Serum protein extracts (protein concentrations ranging from 98 to 276 mg/ml) were prepared by diluting samples 1/40 with 1× Sample buffer. Extracts from whole blood cells and THP-1 cell cultures were obtained from 1 × 10⁶ cells using 200 µL of RIPA buffer, followed by dilution with 1× Sample buffer. Samples were separated by 15% SDS-PAGE, and proteins were transferred onto nitrocellulose membranes. Membranes were blocked with 5% PBS-BSA for 1 h at room temperature and incubated overnight at 4 °C. For loading, 20 µL of 1/40 diluted serum and 30 µg of protein from cellular extracts (whole blood cells or THP-1 cells) were loaded per lane. The following primary antibodies were used: monoclonal anti-Angiogenin 1 (sc-74528, Santa Cruz) and polyclonal anti-β-actin (A2066, Sigma). HRP-conjugated anti-rabbit (111–035-003, Jackson) and HRP-conjugated anti-mouse (115-035-003, Jackson) secondary antibodies were applied.
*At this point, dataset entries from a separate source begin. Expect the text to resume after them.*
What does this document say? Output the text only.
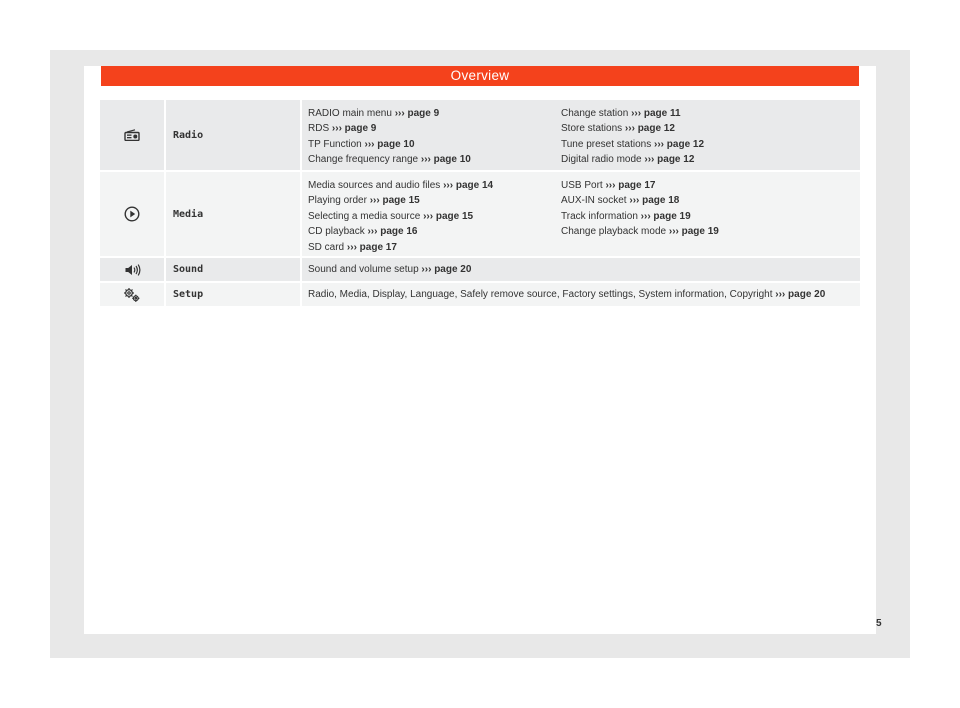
Overview
Radio
RADIO main menu ››› page 9
RDS ››› page 9
TP Function ››› page 10
Change frequency range ››› page 10
Change station ››› page 11
Store stations ››› page 12
Tune preset stations ››› page 12
Digital radio mode ››› page 12
Media
Media sources and audio files ››› page 14
Playing order ››› page 15
Selecting a media source ››› page 15
CD playback ››› page 16
SD card ››› page 17
USB Port ››› page 17
AUX-IN socket ››› page 18
Track information ››› page 19
Change playback mode ››› page 19
Sound	Sound and volume setup ››› page 20
Setup	Radio, Media, Display, Language, Safely remove source, Factory settings, System information, Copyright ››› page 20
5
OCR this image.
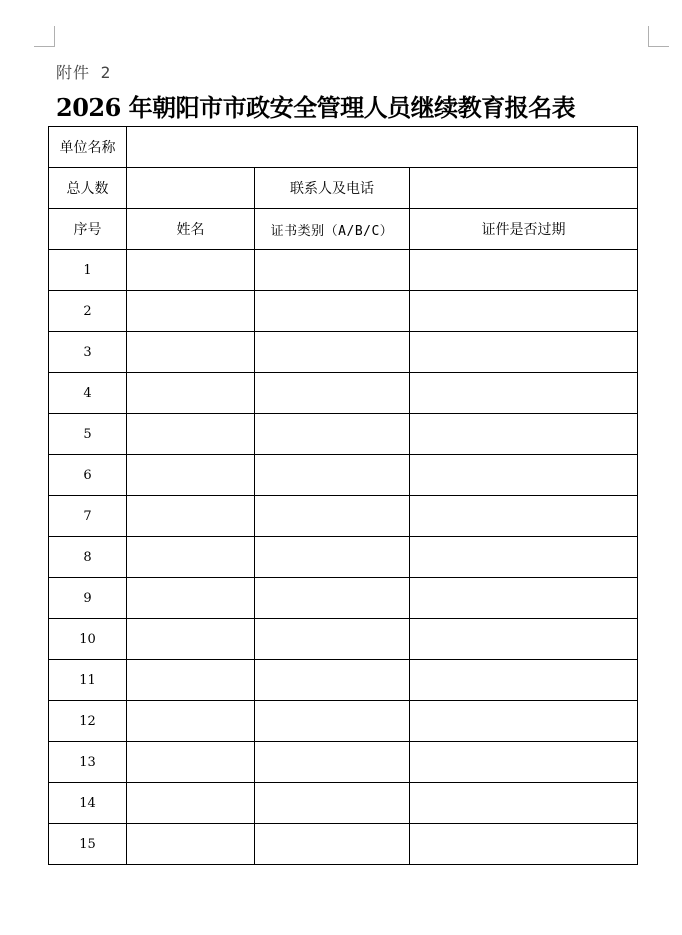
附件 2
2026 年朝阳市市政安全管理人员继续教育报名表
单位名称			
总人数		联系人及电话	
序号	姓名	证书类别（A/B/C）	证件是否过期
1			
2			
3			
4			
5			
6			
7			
8			
9			
10			
11			
12			
13			
14			
15			
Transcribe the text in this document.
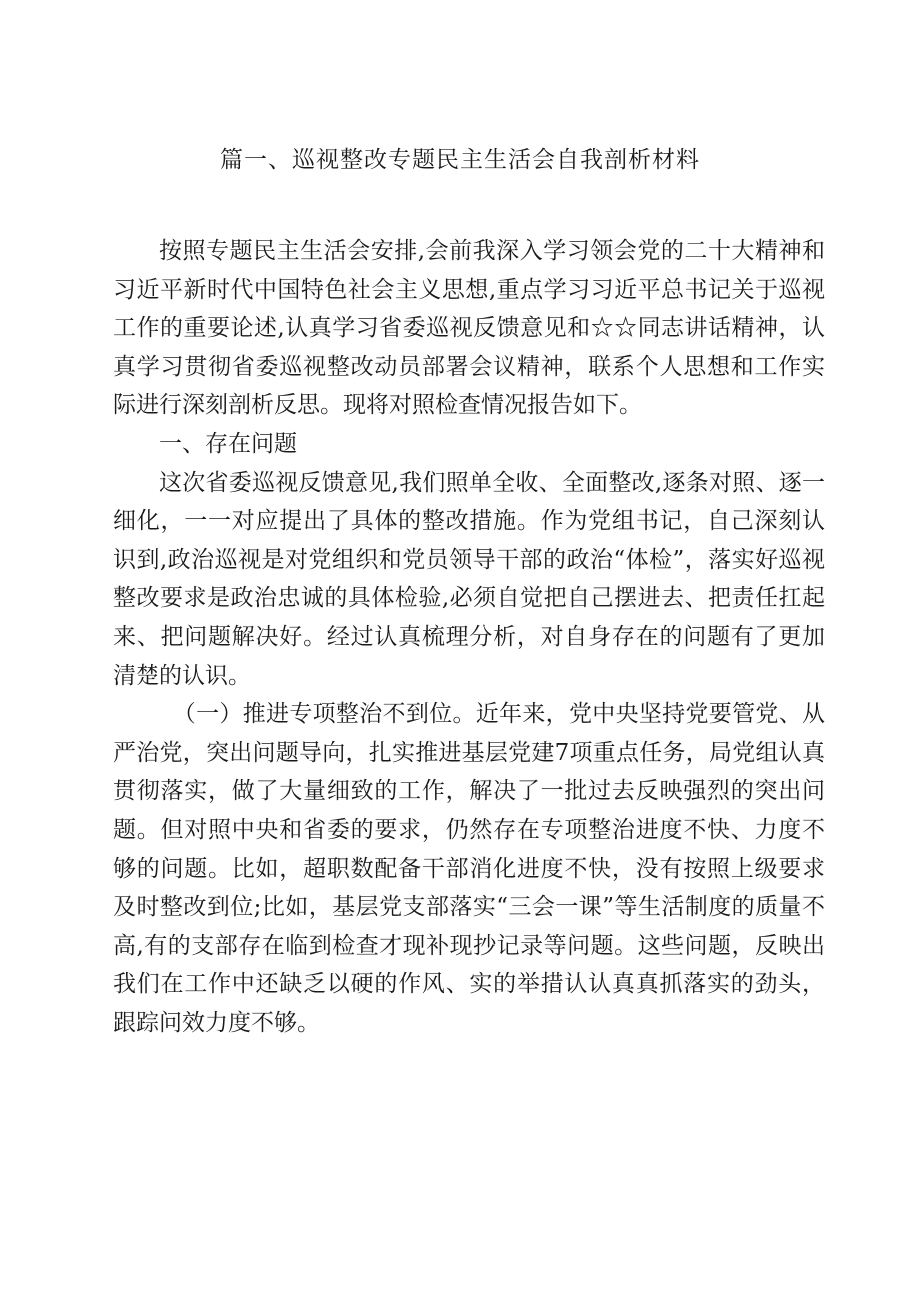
篇一、巡视整改专题民主生活会自我剖析材料

按照专题民主生活会安排,会前我深入学习领会党的二十大精神和习近平新时代中国特色社会主义思想,重点学习习近平总书记关于巡视工作的重要论述,认真学习省委巡视反馈意见和☆☆同志讲话精神，认真学习贯彻省委巡视整改动员部署会议精神，联系个人思想和工作实际进行深刻剖析反思。现将对照检查情况报告如下。

一、存在问题

这次省委巡视反馈意见,我们照单全收、全面整改,逐条对照、逐一细化，一一对应提出了具体的整改措施。作为党组书记，自己深刻认识到,政治巡视是对党组织和党员领导干部的政治“体检”，落实好巡视整改要求是政治忠诚的具体检验,必须自觉把自己摆进去、把责任扛起来、把问题解决好。经过认真梳理分析，对自身存在的问题有了更加清楚的认识。

（一）推进专项整治不到位。近年来，党中央坚持党要管党、从严治党，突出问题导向，扎实推进基层党建7项重点任务，局党组认真贯彻落实，做了大量细致的工作，解决了一批过去反映强烈的突出问题。但对照中央和省委的要求，仍然存在专项整治进度不快、力度不够的问题。比如，超职数配备干部消化进度不快，没有按照上级要求及时整改到位;比如，基层党支部落实“三会一课”等生活制度的质量不高,有的支部存在临到检查才现补现抄记录等问题。这些问题，反映出我们在工作中还缺乏以硬的作风、实的举措认认真真抓落实的劲头，跟踪问效力度不够。
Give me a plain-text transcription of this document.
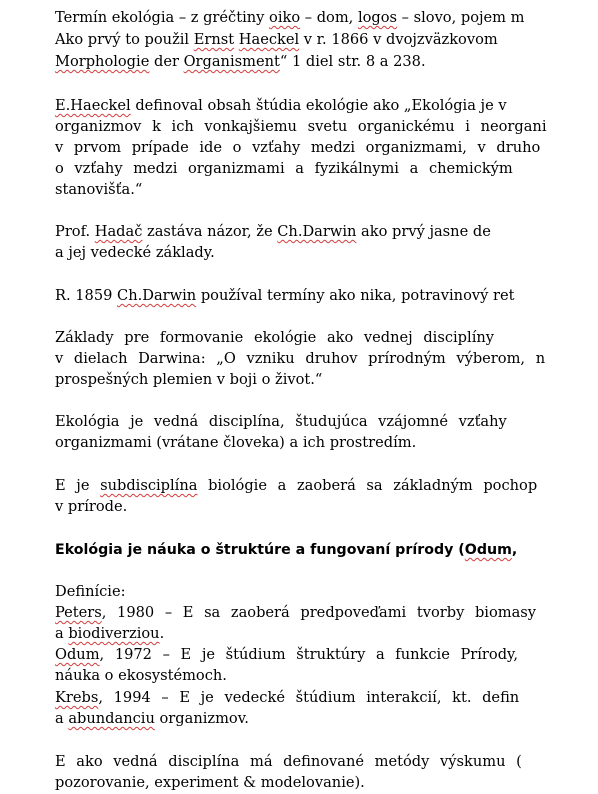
Termín ekológia – z gréčtiny oiko – dom, logos – slovo, pojem m
Ako prvý to použil Ernst Haeckel v r. 1866 v dvojzväzkovom
Morphologie der Organisment“ 1 diel str. 8 a 238.
E.Haeckel definoval obsah štúdia ekológie ako „Ekológia je v
organizmov k ich vonkajšiemu svetu organickému i neorgani
v prvom prípade ide o vzťahy medzi organizmami, v druho
o vzťahy medzi organizmami a fyzikálnymi a chemickým
stanovišťa.“
Prof. Hadač zastáva názor, že Ch.Darwin ako prvý jasne de
a jej vedecké základy.
R. 1859 Ch.Darwin používal termíny ako nika, potravinový ret
Základy pre formovanie ekológie ako vednej disciplíny
v dielach Darwina: „O vzniku druhov prírodným výberom, n
prospešných plemien v boji o život.“
Ekológia je vedná disciplína, študujúca vzájomné vzťahy
organizmami (vrátane človeka) a ich prostredím.
E je subdisciplína biológie a zaoberá sa základným pochop
v prírode.
Ekológia je náuka o štruktúre a fungovaní prírody (Odum,
Definície:
Peters, 1980 – E sa zaoberá predpoveďami tvorby biomasy
a biodiverziou.
Odum, 1972 – E je štúdium štruktúry a funkcie Prírody,
náuka o ekosystémoch.
Krebs, 1994 – E je vedecké štúdium interakcií, kt. defin
a abundanciu organizmov.
E ako vedná disciplína má definované metódy výskumu (
pozorovanie, experiment & modelovanie).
Chemiluminescence was detected using the Amersham ECL Prime Western Blotting Detection Reagent (GE Healthcare). In THP-1 experiments, membranes were cut to measure both primary antibodies during blotting. For quantitative analysis, Western blot band intensities were measured with ImageJ software68 and normalized to their corresponding β-actin bands.

Statistical analysis

Comparisons between groups and compartments were performed using nonparametric methods, such as the Kruskall-Wallis analysis of variance (followed by post-hoc comparisons when applicable) and the Wilcoxon rank test. Correlations between variables were analyzed by Spearman’s rank test. ANOVA test was employed to analyze data from THP-1 cell culture experiments. A P-value < 0.05 was considered statistically significant. All data were analyzed using GraphPad Prism 9.2.1 (San Diego,CA, USA) software.